We’ve only just started eclipsing what was available in Early Access in terms of character abilities and content, so much more is to come – but it’s safe to say that, with patience for the odd glitch during combat and a willingness to save and reload often, much of what Baldur’s Gate 3 is doing mechanically is a lot of fun.
Early Thoughts on Scale & Choices
While the open-endedness of the best Dungeons & Dragons campaigns is something that Baldur’s Gate 3 easily captures across its first forty hours, that doesn’t necessarily come without hiccups. There’s a little lack of polish when it comes to story beats that can be jarring. Characters will sometimes react to a new story moment, only for a different line of dialogue to bring them right back to it a minute later, occasionally even repeating the same line. Some que s seem to trigger over the most minor circumstances, and a lack of clear direction in some big story moments can make it feel like progression is halted when really a player simply needs to chance things and hope they work out.
In some ways, though, this is a good problem to have. It doesn’t happen often enough to be a disaster by any means, and the trade-off is that Baldur’s Gate 3 feels riddled with choices that genuinely matter. Impactful conversations with seemingly insignificant characters will suddenly ripple out across multiple chapters and acts. An item acquired that looks suspiciously like it might be useful almost always is, if a player is patient enough – even if it is worth a fair bit of gold. And skills and abilities that seem oddly suited towards combat are exactly that because they have overworld uses that are invaluable replacements for skills that the party might not be geared towards.
Maybe the conversational bugs and the weird quest triggers will bother some, but across dozens of hours already, not once did it feel like Baldur’s Gate 3 was telling its band of heroes they can’t do something. There is always a solution available to a given party’s arrangement, almost tirelessly so. It’s quite the accomplishment.
The other notable element of our Baldur’s Gate 3 review in progress is on performance. At times, the world will start to lag and frames will drop significantly. Usually, this is after an extended period of time playing – several hours at minimum – or when there are particularly busy scenes occurring, like fights with 15+ people involved or world assets that are visually taxing, like a windmill. So far, this can always be solved by simply saving and reloading, but it’s worth keeping an eye on, especially if it leads to anything game-breaking.

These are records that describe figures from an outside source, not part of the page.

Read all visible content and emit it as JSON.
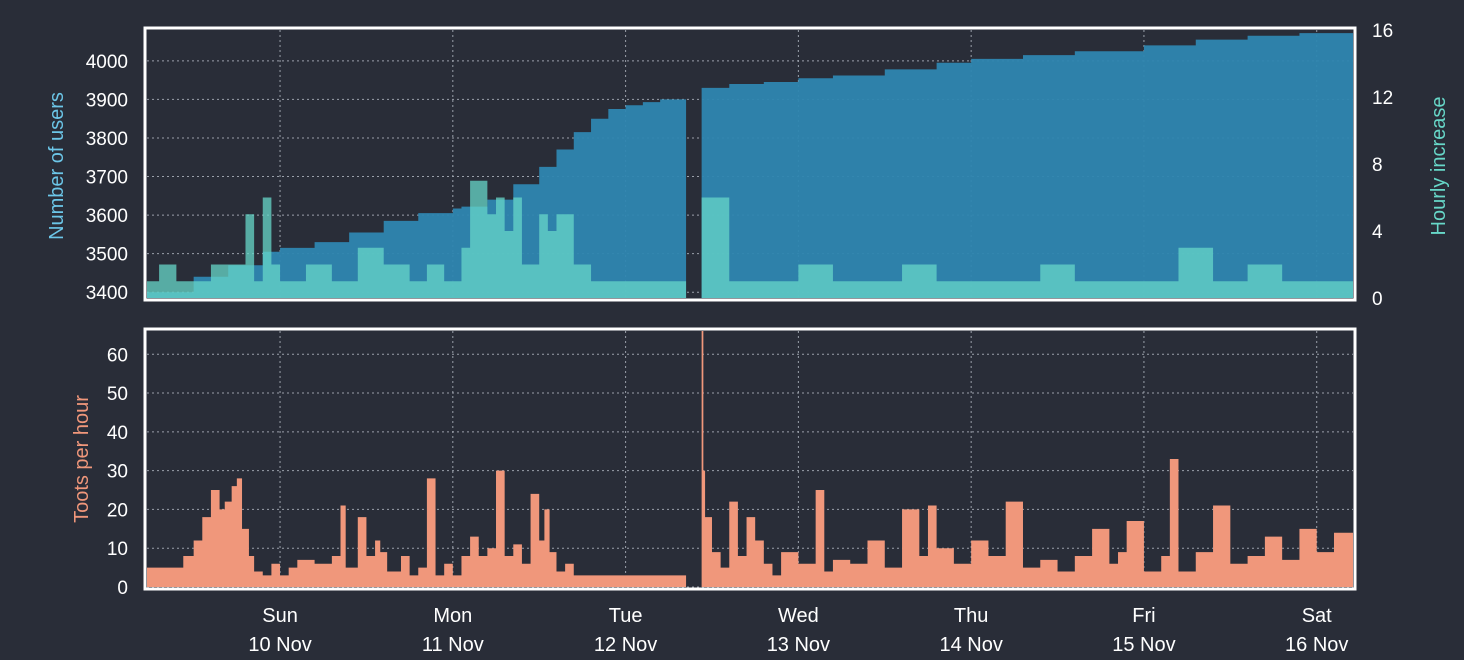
{
  "colors": {
    "background": "#292d38",
    "frame": "#ffffff",
    "grid": "#9aa0aa",
    "users_fill": "#2e86b0",
    "users_label": "#6cc6e8",
    "hourly_fill": "#67d7c8",
    "hourly_label": "#67d7c8",
    "toots_fill": "#f0977b",
    "toots_label": "#f0977b",
    "tick_text": "#ffffff"
  },
  "chart_data": [
    {
      "type": "area",
      "title": "",
      "x_unit": "days",
      "xlim": [
        -0.77,
        6.21
      ],
      "x_ticks": [
        {
          "x": 0,
          "day": "Sun",
          "date": "10 Nov"
        },
        {
          "x": 1,
          "day": "Mon",
          "date": "11 Nov"
        },
        {
          "x": 2,
          "day": "Tue",
          "date": "12 Nov"
        },
        {
          "x": 3,
          "day": "Wed",
          "date": "13 Nov"
        },
        {
          "x": 4,
          "day": "Thu",
          "date": "14 Nov"
        },
        {
          "x": 5,
          "day": "Fri",
          "date": "15 Nov"
        },
        {
          "x": 6,
          "day": "Sat",
          "date": "16 Nov"
        }
      ],
      "ylabel": "Number of users",
      "ylim": [
        3385,
        4080
      ],
      "yticks": [
        3400,
        3500,
        3600,
        3700,
        3800,
        3900,
        4000
      ],
      "y2label": "Hourly increase",
      "y2lim": [
        0,
        16
      ],
      "y2ticks": [
        0,
        4,
        8,
        12,
        16
      ],
      "grid": true,
      "gap": [
        2.35,
        2.44
      ],
      "series": [
        {
          "name": "Number of users",
          "axis": "left",
          "x": [
            -0.77,
            -0.5,
            -0.3,
            -0.1,
            0.0,
            0.2,
            0.4,
            0.6,
            0.8,
            1.0,
            1.05,
            1.2,
            1.35,
            1.5,
            1.6,
            1.7,
            1.8,
            1.9,
            2.0,
            2.1,
            2.2,
            2.35,
            2.44,
            2.6,
            2.8,
            3.0,
            3.2,
            3.5,
            3.8,
            4.0,
            4.3,
            4.6,
            5.0,
            5.3,
            5.6,
            5.9,
            6.21
          ],
          "values": [
            3400,
            3440,
            3470,
            3505,
            3515,
            3530,
            3555,
            3585,
            3605,
            3617,
            3622,
            3640,
            3680,
            3725,
            3770,
            3815,
            3850,
            3875,
            3885,
            3893,
            3900,
            3912,
            3930,
            3940,
            3945,
            3955,
            3962,
            3978,
            3995,
            4005,
            4015,
            4025,
            4040,
            4055,
            4065,
            4072,
            4080
          ]
        },
        {
          "name": "Hourly increase",
          "axis": "right",
          "x": [
            -0.77,
            -0.7,
            -0.6,
            -0.5,
            -0.4,
            -0.3,
            -0.2,
            -0.15,
            -0.1,
            -0.05,
            0.0,
            0.15,
            0.3,
            0.45,
            0.6,
            0.75,
            0.85,
            0.95,
            1.0,
            1.05,
            1.1,
            1.2,
            1.25,
            1.3,
            1.35,
            1.4,
            1.5,
            1.55,
            1.6,
            1.7,
            1.8,
            1.9,
            2.0,
            2.1,
            2.2,
            2.3,
            2.35,
            2.44,
            2.6,
            2.8,
            3.0,
            3.2,
            3.4,
            3.6,
            3.8,
            4.0,
            4.2,
            4.4,
            4.6,
            4.8,
            5.0,
            5.2,
            5.4,
            5.6,
            5.8,
            6.0,
            6.21
          ],
          "values": [
            1,
            2,
            1,
            1,
            2,
            2,
            5,
            1,
            6,
            2,
            1,
            2,
            1,
            3,
            2,
            1,
            2,
            1,
            1,
            3,
            7,
            5,
            6,
            4,
            6,
            2,
            5,
            4,
            5,
            2,
            1,
            1,
            1,
            1,
            1,
            1,
            0,
            6,
            1,
            1,
            2,
            1,
            1,
            2,
            1,
            1,
            1,
            2,
            1,
            1,
            1,
            3,
            1,
            2,
            1,
            1,
            1
          ]
        }
      ]
    },
    {
      "type": "area",
      "title": "",
      "x_unit": "days",
      "xlim": [
        -0.77,
        6.21
      ],
      "ylabel": "Toots per hour",
      "ylim": [
        0,
        66
      ],
      "yticks": [
        0,
        10,
        20,
        30,
        40,
        50,
        60
      ],
      "grid": true,
      "gap": [
        2.35,
        2.44
      ],
      "series": [
        {
          "name": "Toots per hour",
          "x": [
            -0.77,
            -0.57,
            -0.56,
            -0.5,
            -0.45,
            -0.4,
            -0.35,
            -0.32,
            -0.28,
            -0.25,
            -0.22,
            -0.18,
            -0.15,
            -0.1,
            -0.05,
            0.0,
            0.05,
            0.1,
            0.2,
            0.3,
            0.35,
            0.38,
            0.45,
            0.5,
            0.55,
            0.58,
            0.62,
            0.7,
            0.75,
            0.8,
            0.85,
            0.9,
            0.95,
            1.0,
            1.05,
            1.1,
            1.15,
            1.2,
            1.25,
            1.3,
            1.35,
            1.4,
            1.45,
            1.5,
            1.53,
            1.56,
            1.6,
            1.65,
            1.7,
            1.75,
            1.8,
            1.85,
            1.9,
            1.95,
            2.0,
            2.1,
            2.2,
            2.35,
            2.44,
            2.45,
            2.46,
            2.5,
            2.55,
            2.6,
            2.65,
            2.7,
            2.75,
            2.8,
            2.85,
            2.9,
            3.0,
            3.1,
            3.15,
            3.2,
            3.3,
            3.4,
            3.5,
            3.6,
            3.7,
            3.75,
            3.8,
            3.9,
            4.0,
            4.1,
            4.2,
            4.3,
            4.4,
            4.5,
            4.6,
            4.7,
            4.8,
            4.85,
            4.9,
            5.0,
            5.1,
            5.15,
            5.2,
            5.3,
            5.4,
            5.5,
            5.6,
            5.7,
            5.8,
            5.9,
            6.0,
            6.1,
            6.21
          ],
          "values": [
            5,
            5,
            8,
            12,
            18,
            25,
            20,
            22,
            26,
            28,
            15,
            8,
            4,
            3,
            6,
            3,
            5,
            7,
            6,
            8,
            21,
            5,
            18,
            8,
            12,
            9,
            4,
            8,
            3,
            5,
            28,
            3,
            6,
            3,
            8,
            13,
            8,
            10,
            30,
            8,
            11,
            6,
            24,
            12,
            20,
            9,
            4,
            6,
            3,
            3,
            3,
            3,
            3,
            3,
            3,
            3,
            3,
            3,
            66,
            30,
            18,
            9,
            5,
            22,
            8,
            18,
            12,
            6,
            3,
            9,
            6,
            25,
            4,
            7,
            6,
            12,
            5,
            20,
            8,
            21,
            10,
            6,
            12,
            8,
            22,
            5,
            7,
            4,
            8,
            15,
            6,
            9,
            17,
            4,
            8,
            33,
            4,
            9,
            21,
            6,
            8,
            13,
            7,
            15,
            9,
            14,
            3
          ]
        }
      ]
    }
  ]
}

That said, for all its flaws, Baldur’s Gate 3 is engrossing at almost all times. It’s the type of game that both makes players want to invest all their time into finishing it while simultaneously keeping them thinking of what their next build will be when they inevitably decide to replay it to see all of the things they missed the first time. It remains to be seen if the swelling story manages to stick the landing once some more secrets are unveiled, but it’s so far, so great for Larian Studios and a riveting installment in the Baldur’s Gate franchise.
Baldur’s Gate 3 releases on August 3, 2023 for PC, with a PlayStation 5 version arriving on September 6, 2023. Screen Rant was provided a digital PC download code for the purpose of this review.